I put my hands just above the coffin, not quite touching. I drew my necromancy, like drawing a breath, and breathed it out through my body, not exactly through my hands, but everywhere. The necromancy was part of what I was, not just who I was. I started to push my power into the coffin, but it was pulled in, like water pouring into a hole. The water falls down because gravity pulls it down, and there is no stopping it; it's natural, automatic. My necromancy spilled into that coffin, and into Damian. I felt him lying in the dark, his body pressed against the thin satin. I saw his eyes stare up into mine, felt something flare inside him, something that recognized my power, but I couldn't feel him. There was no personality there, no Damian. I knew it was him, but there was no thought in him, nothing but that tiny spark of recognition, and barely that. I tried to reconcile the thing I felt to what I knew Damian had been, and it was like he had become something else. I said a quick prayer, and I didn't even feel odd praying to God about a vampire. I'd had to give up my narrow ideas of God a long time ago, or give up church and everything I held dear about my religion.
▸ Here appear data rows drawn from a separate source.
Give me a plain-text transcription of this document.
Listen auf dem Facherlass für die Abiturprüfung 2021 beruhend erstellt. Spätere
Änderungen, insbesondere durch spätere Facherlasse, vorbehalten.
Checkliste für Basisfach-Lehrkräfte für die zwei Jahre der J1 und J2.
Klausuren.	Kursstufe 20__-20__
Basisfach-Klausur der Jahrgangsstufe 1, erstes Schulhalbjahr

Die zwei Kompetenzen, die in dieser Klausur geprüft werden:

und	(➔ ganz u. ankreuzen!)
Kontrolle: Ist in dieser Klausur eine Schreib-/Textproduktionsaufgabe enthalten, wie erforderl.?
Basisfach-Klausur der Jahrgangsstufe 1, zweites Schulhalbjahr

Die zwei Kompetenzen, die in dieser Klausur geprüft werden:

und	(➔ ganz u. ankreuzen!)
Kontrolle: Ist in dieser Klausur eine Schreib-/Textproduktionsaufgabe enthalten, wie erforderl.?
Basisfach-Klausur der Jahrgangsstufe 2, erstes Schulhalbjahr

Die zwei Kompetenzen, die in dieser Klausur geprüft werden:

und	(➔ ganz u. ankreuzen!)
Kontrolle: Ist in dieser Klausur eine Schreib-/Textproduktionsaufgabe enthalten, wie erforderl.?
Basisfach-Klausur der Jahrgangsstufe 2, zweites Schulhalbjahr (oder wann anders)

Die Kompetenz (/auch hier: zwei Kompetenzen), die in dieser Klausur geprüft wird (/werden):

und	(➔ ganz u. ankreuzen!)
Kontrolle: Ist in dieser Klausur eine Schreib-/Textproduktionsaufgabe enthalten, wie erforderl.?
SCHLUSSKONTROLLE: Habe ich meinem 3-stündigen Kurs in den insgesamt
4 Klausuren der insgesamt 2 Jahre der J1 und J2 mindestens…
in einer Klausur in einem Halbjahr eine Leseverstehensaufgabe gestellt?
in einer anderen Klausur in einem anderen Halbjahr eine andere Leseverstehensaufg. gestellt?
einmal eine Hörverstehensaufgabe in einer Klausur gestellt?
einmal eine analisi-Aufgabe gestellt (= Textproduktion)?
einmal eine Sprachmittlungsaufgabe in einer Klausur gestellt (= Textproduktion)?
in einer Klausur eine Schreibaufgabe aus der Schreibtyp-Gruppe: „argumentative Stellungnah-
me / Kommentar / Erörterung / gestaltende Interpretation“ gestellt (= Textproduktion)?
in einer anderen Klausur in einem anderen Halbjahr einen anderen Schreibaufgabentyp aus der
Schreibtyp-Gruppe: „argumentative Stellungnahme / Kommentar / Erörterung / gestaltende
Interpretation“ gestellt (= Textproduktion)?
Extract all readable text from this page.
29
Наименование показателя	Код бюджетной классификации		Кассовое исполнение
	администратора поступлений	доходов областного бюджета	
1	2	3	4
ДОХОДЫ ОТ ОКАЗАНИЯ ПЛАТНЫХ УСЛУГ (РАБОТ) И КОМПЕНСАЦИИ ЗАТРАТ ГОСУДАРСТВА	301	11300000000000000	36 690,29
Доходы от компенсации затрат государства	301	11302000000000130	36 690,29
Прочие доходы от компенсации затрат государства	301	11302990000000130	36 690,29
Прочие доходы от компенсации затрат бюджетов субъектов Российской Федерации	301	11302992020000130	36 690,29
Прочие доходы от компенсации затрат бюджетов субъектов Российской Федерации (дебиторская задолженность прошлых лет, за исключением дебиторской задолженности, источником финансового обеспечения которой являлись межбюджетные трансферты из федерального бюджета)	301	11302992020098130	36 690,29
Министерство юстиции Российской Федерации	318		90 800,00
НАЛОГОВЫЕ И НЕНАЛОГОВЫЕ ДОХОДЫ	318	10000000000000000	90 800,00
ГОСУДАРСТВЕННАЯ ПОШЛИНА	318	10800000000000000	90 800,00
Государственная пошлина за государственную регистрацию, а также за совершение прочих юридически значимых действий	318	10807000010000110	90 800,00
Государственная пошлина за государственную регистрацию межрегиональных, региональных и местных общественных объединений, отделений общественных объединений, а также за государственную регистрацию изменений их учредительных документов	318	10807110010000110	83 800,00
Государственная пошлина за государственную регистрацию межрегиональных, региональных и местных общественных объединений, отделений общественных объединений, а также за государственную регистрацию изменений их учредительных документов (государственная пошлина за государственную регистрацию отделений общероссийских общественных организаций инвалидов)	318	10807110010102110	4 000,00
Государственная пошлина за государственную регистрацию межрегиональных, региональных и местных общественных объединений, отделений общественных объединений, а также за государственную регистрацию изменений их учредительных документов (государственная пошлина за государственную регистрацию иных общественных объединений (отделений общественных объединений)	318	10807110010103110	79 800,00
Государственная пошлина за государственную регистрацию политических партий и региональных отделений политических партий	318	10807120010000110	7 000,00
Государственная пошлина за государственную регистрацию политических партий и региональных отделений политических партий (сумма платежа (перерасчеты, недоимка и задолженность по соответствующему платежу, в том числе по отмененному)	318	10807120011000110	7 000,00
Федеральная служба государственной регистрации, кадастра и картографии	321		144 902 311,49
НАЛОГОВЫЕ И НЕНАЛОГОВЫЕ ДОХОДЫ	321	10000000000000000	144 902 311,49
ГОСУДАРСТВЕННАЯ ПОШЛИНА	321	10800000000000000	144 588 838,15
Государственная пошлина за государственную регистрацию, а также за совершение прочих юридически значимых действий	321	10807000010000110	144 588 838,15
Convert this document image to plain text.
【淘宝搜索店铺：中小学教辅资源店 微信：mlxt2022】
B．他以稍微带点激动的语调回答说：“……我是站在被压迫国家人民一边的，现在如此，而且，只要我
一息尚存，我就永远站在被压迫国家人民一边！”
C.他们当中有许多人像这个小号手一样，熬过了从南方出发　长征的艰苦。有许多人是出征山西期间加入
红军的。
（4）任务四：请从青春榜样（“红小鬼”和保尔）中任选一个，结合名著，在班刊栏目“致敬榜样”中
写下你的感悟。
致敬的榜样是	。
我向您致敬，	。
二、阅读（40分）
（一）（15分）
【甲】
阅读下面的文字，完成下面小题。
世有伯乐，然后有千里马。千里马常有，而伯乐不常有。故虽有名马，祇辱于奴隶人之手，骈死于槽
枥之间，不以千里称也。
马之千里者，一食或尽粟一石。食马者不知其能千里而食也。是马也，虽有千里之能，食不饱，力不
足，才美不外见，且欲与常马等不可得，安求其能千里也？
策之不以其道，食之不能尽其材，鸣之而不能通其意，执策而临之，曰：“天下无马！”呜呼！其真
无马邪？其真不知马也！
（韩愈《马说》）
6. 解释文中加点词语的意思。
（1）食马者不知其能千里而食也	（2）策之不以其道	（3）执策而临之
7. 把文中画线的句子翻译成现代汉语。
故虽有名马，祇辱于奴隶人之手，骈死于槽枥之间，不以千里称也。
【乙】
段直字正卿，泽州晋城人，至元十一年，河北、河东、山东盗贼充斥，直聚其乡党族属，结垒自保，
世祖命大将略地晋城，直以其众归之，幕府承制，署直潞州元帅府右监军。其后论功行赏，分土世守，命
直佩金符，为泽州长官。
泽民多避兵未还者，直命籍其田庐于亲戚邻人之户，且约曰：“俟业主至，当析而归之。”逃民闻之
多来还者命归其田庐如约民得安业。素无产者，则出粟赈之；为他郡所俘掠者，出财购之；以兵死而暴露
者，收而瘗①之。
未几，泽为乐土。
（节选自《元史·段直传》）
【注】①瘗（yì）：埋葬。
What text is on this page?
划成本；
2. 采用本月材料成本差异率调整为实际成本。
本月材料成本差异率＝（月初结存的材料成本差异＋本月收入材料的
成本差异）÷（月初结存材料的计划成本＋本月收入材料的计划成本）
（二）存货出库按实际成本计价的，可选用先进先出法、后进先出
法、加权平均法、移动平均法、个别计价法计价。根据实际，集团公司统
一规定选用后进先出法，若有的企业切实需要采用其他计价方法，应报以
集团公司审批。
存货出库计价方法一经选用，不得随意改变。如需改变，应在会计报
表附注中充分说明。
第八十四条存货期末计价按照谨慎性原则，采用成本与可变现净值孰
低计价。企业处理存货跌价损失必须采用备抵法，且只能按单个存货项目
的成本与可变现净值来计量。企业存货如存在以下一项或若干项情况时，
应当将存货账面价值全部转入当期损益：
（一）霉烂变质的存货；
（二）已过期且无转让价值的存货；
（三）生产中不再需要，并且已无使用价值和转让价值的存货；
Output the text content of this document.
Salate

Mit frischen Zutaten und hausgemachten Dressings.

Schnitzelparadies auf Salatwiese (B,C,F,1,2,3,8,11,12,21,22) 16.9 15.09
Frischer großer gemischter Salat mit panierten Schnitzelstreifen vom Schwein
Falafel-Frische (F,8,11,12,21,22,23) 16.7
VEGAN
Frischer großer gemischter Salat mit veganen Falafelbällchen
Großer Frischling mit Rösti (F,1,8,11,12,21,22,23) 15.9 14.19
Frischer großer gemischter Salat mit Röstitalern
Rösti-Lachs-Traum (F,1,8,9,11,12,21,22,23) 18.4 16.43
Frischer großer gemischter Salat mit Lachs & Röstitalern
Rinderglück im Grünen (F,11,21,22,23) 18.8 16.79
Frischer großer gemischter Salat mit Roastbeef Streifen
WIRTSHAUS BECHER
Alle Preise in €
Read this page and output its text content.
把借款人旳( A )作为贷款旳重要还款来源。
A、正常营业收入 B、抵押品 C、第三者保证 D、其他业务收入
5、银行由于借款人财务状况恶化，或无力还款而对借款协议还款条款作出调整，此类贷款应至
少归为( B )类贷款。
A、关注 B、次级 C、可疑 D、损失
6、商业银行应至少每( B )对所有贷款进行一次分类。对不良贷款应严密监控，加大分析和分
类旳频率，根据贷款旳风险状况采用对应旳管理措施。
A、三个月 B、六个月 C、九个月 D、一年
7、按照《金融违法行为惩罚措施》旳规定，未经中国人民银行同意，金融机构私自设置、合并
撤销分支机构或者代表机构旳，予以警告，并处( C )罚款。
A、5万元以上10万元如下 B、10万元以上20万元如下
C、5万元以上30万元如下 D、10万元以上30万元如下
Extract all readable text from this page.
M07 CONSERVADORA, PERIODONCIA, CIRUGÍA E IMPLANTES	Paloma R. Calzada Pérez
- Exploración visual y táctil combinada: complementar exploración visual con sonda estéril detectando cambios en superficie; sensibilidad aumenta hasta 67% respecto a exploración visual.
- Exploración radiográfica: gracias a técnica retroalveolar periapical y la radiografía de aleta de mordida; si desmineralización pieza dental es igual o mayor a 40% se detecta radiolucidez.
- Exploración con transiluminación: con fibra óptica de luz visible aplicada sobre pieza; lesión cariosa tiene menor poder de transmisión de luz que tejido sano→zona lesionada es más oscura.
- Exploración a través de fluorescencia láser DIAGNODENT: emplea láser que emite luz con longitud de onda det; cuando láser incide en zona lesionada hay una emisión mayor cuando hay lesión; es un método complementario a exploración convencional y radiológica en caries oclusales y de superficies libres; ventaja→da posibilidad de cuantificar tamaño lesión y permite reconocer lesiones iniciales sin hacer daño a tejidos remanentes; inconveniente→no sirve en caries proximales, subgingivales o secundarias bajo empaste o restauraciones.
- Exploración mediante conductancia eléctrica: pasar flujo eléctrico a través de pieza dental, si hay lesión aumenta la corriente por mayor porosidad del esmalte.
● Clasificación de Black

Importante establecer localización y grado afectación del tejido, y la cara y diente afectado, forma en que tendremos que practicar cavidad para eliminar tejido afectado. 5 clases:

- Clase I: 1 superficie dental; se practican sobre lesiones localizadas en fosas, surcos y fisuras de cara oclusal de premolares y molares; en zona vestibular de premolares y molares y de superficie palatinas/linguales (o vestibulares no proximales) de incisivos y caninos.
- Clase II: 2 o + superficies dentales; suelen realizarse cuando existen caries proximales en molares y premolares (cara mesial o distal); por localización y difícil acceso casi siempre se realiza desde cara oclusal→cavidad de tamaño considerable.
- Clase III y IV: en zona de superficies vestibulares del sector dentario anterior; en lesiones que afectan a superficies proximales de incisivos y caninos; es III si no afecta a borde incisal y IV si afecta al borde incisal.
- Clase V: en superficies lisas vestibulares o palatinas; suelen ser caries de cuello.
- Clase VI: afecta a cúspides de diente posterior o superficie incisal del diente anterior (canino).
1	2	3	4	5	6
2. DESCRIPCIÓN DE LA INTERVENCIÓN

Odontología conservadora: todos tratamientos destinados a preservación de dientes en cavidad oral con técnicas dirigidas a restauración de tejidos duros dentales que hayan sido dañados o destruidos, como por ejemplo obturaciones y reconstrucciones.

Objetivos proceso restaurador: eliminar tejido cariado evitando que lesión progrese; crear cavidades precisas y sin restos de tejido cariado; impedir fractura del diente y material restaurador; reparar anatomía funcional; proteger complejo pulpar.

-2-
The deal was, if God was okay with what I was doing, then I had to be, too.
"Where is everybody?" I asked it aloud, so Bobby Lee answered.
"I don't know, but if you come with me, we'll go look."
I shook my head staring at the other coffin. Who was in there locked in the dark? I had to know, and if I could, I'd get them out. I didn't approve of torture, and being locked in a coffin where you would never starve to death, but always go hungry, never die of thirst, but burn with the need for liquid, be trapped in a space so small you couldn't even turn onto your side, were all good definitions of torture in my book. I liked most of Jean-Claude's vamps, and I wouldn't leave them like this, not if I could persuade him that they'd been punished enough. I was pretty stubborn about things like that, and Jean-Claude was wanting to please me right now; I could probably get whoever it was out. I'd do my best. But who was it? Admittedly, there were vampires that I'd make more of an effort to save, just like people.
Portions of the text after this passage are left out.